Baker suggested arrivals from lower-risk countries could initially spend one week in managed isolation before moving to one week of home quarantine, but added that we “should really be moving towards no time in MIQ very quickly”.

“Really, the chance that anyone from most of Australia being infected is very similar - or probably the same - as New Zealand now.”

Baker said arrivals from high-risk countries should see more stringent measures put in place, such as undergoing one week of quarantine and at least one negative test before getting on their flight.

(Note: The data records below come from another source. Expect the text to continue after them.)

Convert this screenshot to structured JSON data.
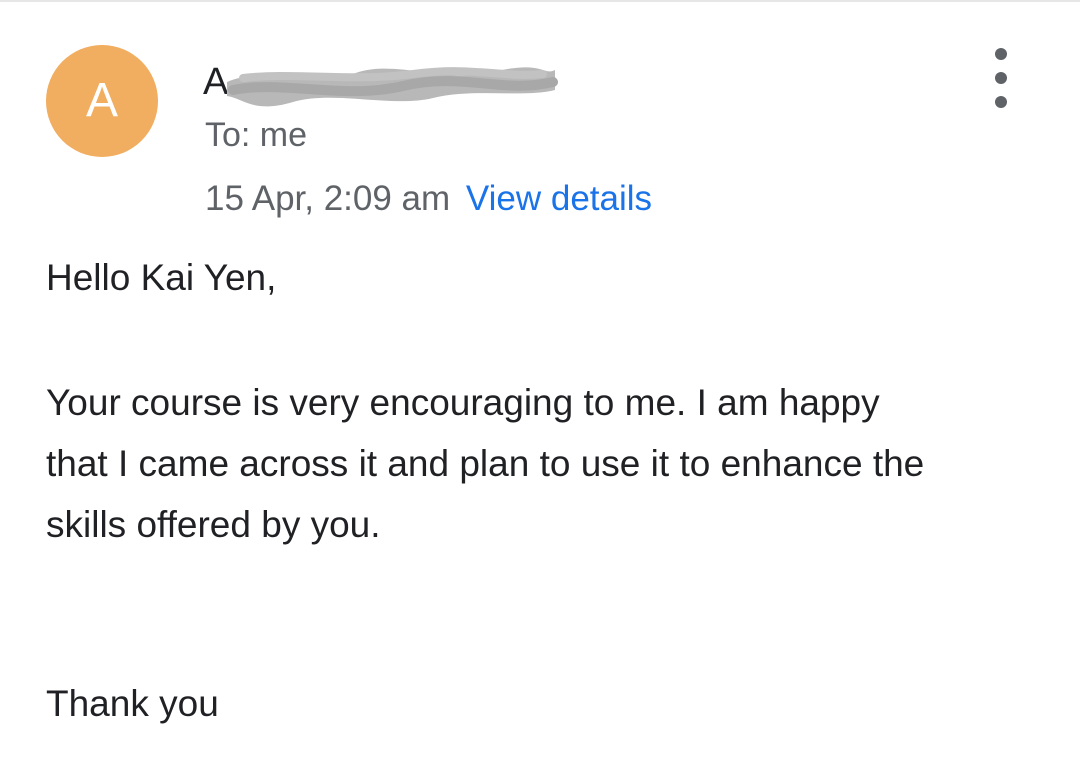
{
  "header": {
    "avatar_letter": "A",
    "sender_visible_initial": "A",
    "sender_redacted": true,
    "recipient_line": "To: me",
    "date": "15 Apr, 2:09 am",
    "view_details_label": "View details",
    "menu_icon": "more-vert-icon"
  },
  "message": {
    "greeting": "Hello Kai Yen,",
    "paragraph": "Your course is very encouraging to me. I am happy\nthat I came across it and  plan to use it to enhance the\nskills offered by you.",
    "closing": "Thank you"
  },
  "colors": {
    "avatar_background": "#f1ad60",
    "link": "#1a73e8",
    "secondary_text": "#5f6368",
    "body_text": "#202124",
    "redaction": "#b8b8b8"
  }
}
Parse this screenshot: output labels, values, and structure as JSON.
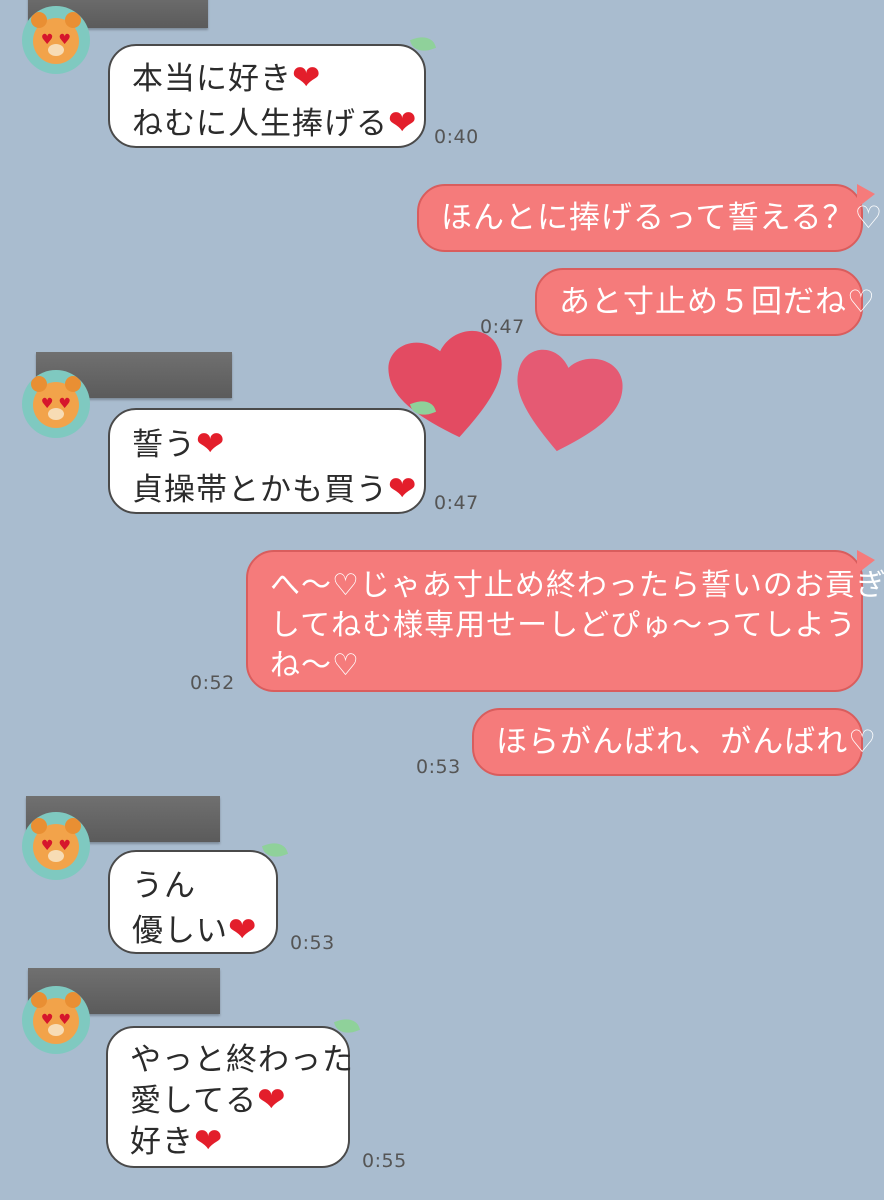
{
  "conversation": {
    "groups": [
      {
        "sender": "other",
        "messages": [
          {
            "lines": [
              "本当に好き",
              "ねむに人生捧げる"
            ],
            "hearts": [
              true,
              true
            ],
            "time": "0:40"
          }
        ]
      },
      {
        "sender": "me",
        "messages": [
          {
            "lines": [
              "ほんとに捧げるって誓える？♡"
            ]
          },
          {
            "lines": [
              "あと寸止め５回だね♡"
            ],
            "time": "0:47"
          }
        ]
      },
      {
        "sender": "other",
        "messages": [
          {
            "lines": [
              "誓う",
              "貞操帯とかも買う"
            ],
            "hearts": [
              true,
              true
            ],
            "time": "0:47"
          }
        ]
      },
      {
        "sender": "me",
        "messages": [
          {
            "lines": [
              "へ〜♡じゃあ寸止め終わったら誓いのお貢ぎ",
              "してねむ様専用せーしどぴゅ〜ってしよう",
              "ね〜♡"
            ],
            "time": "0:52"
          },
          {
            "lines": [
              "ほらがんばれ、がんばれ♡"
            ],
            "time": "0:53"
          }
        ]
      },
      {
        "sender": "other",
        "messages": [
          {
            "lines": [
              "うん",
              "優しい"
            ],
            "hearts": [
              false,
              true
            ],
            "time": "0:53"
          }
        ]
      },
      {
        "sender": "other",
        "messages": [
          {
            "lines": [
              "やっと終わった",
              "愛してる",
              "好き"
            ],
            "hearts": [
              false,
              true,
              true
            ],
            "time": "0:55"
          }
        ]
      }
    ]
  },
  "heart_glyph": "❤",
  "avatar_eye_glyph": "♥",
  "colors": {
    "background": "#a9bccf",
    "outgoing_bubble": "#f57b7b",
    "incoming_bubble": "#ffffff",
    "heart_sticker_left": "#e34b62",
    "heart_sticker_right": "#e55a73"
  },
  "icons": [
    "bear-avatar-icon",
    "leaf-icon",
    "heart-emoji-icon",
    "heart-sticker-icon"
  ]
}
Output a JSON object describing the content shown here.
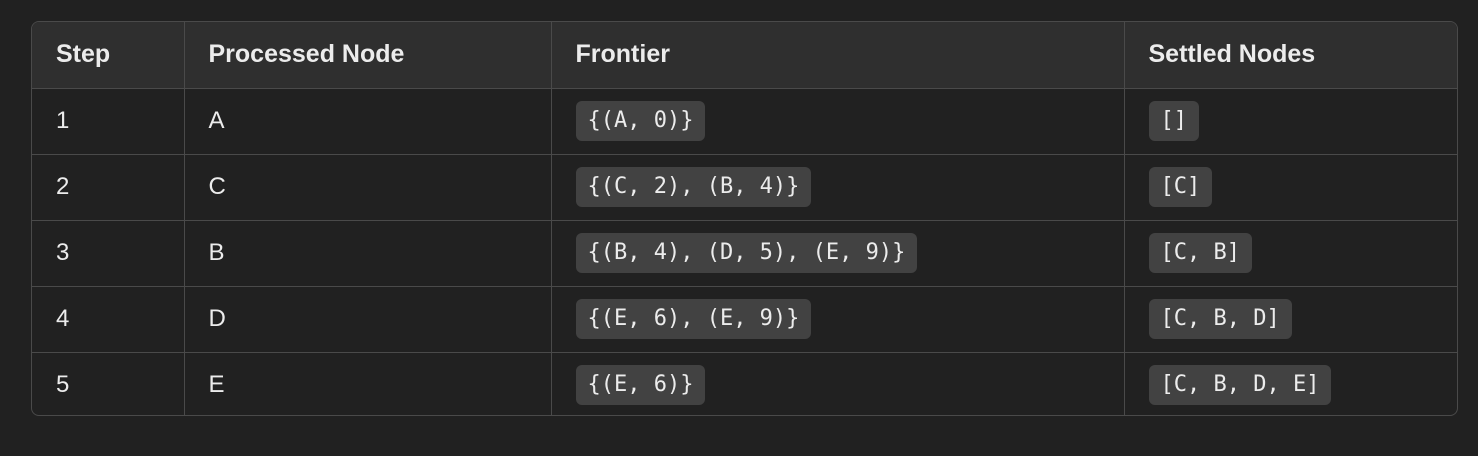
{
  "table": {
    "headers": [
      "Step",
      "Processed Node",
      "Frontier",
      "Settled Nodes"
    ],
    "rows": [
      {
        "step": "1",
        "node": "A",
        "frontier": "{(A, 0)}",
        "settled": "[]"
      },
      {
        "step": "2",
        "node": "C",
        "frontier": "{(C, 2), (B, 4)}",
        "settled": "[C]"
      },
      {
        "step": "3",
        "node": "B",
        "frontier": "{(B, 4), (D, 5), (E, 9)}",
        "settled": "[C, B]"
      },
      {
        "step": "4",
        "node": "D",
        "frontier": "{(E, 6), (E, 9)}",
        "settled": "[C, B, D]"
      },
      {
        "step": "5",
        "node": "E",
        "frontier": "{(E, 6)}",
        "settled": "[C, B, D, E]"
      }
    ]
  },
  "colors": {
    "background": "#212121",
    "header_background": "#2f2f2f",
    "border": "#4a4a4a",
    "code_background": "#424242",
    "text": "#ececec"
  }
}
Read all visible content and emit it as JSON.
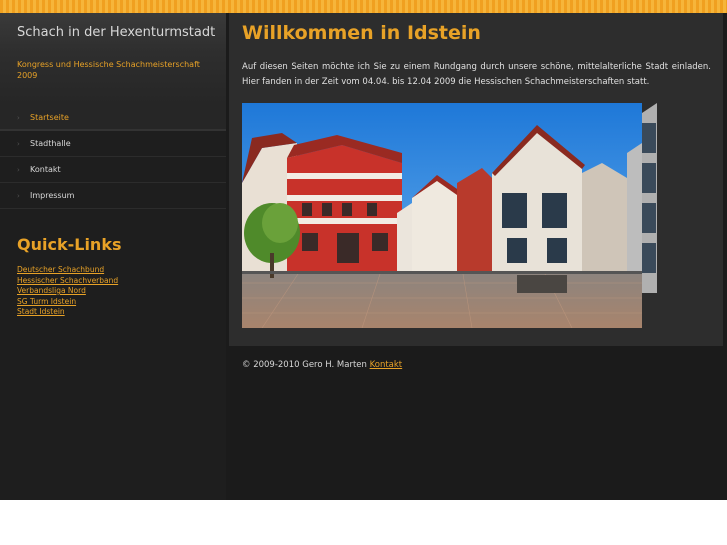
{
  "site": {
    "title": "Schach in der Hexenturmstadt",
    "subtitle": "Kongress und Hessische Schachmeisterschaft 2009"
  },
  "nav": {
    "items": [
      {
        "label": "Startseite",
        "active": true
      },
      {
        "label": "Stadthalle",
        "active": false
      },
      {
        "label": "Kontakt",
        "active": false
      },
      {
        "label": "Impressum",
        "active": false
      }
    ]
  },
  "quick_links": {
    "title": "Quick-Links",
    "links": [
      "Deutscher Schachbund",
      "Hessischer Schachverband",
      "Verbandsliga Nord",
      "SG Turm Idstein",
      "Stadt Idstein"
    ]
  },
  "main": {
    "title": "Willkommen in Idstein",
    "intro": "Auf diesen Seiten möchte ich Sie zu einem Rundgang durch unsere schöne, mittelalterliche Stadt einladen. Hier fanden in der Zeit vom 04.04. bis 12.04 2009 die Hessischen Schachmeisterschaften statt."
  },
  "footer": {
    "copyright": "© 2009-2010 Gero H. Marten",
    "contact_link": "Kontakt"
  },
  "colors": {
    "accent": "#e8a227",
    "background": "#1b1b1b",
    "panel": "#2d2d2d"
  }
}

Positive test results should result in having to delay their travel by at least two weeks.

He said it would not add greater complexity to the system inside New Zealand but, rather, “more effort into what happens before the person gets on the flight”.

“We should work towards the ideal of having no one arriving in New Zealand to test positive,” he said, adding that while it is a “pretty aspirational” goal, reducing or halving the number of people entering the MIQ system would also lead to a decreased risk to New Zealand.

“One of the perverse effects of actually taking people out of the MIQ facility who don’t need to be there - particularly people from Australia - is it might actually increase the risk for New Zealand because then we’d have a lot more infected people going through that system, so I think we have to put a lot more effort into that group of travellers.”

The risk-based system is one of a number of areas currently under review, he said.

“We have a bit of breathing space, I think, to fine-tune the system, but we don’t have much space because this risk is going to increase before it gets less.”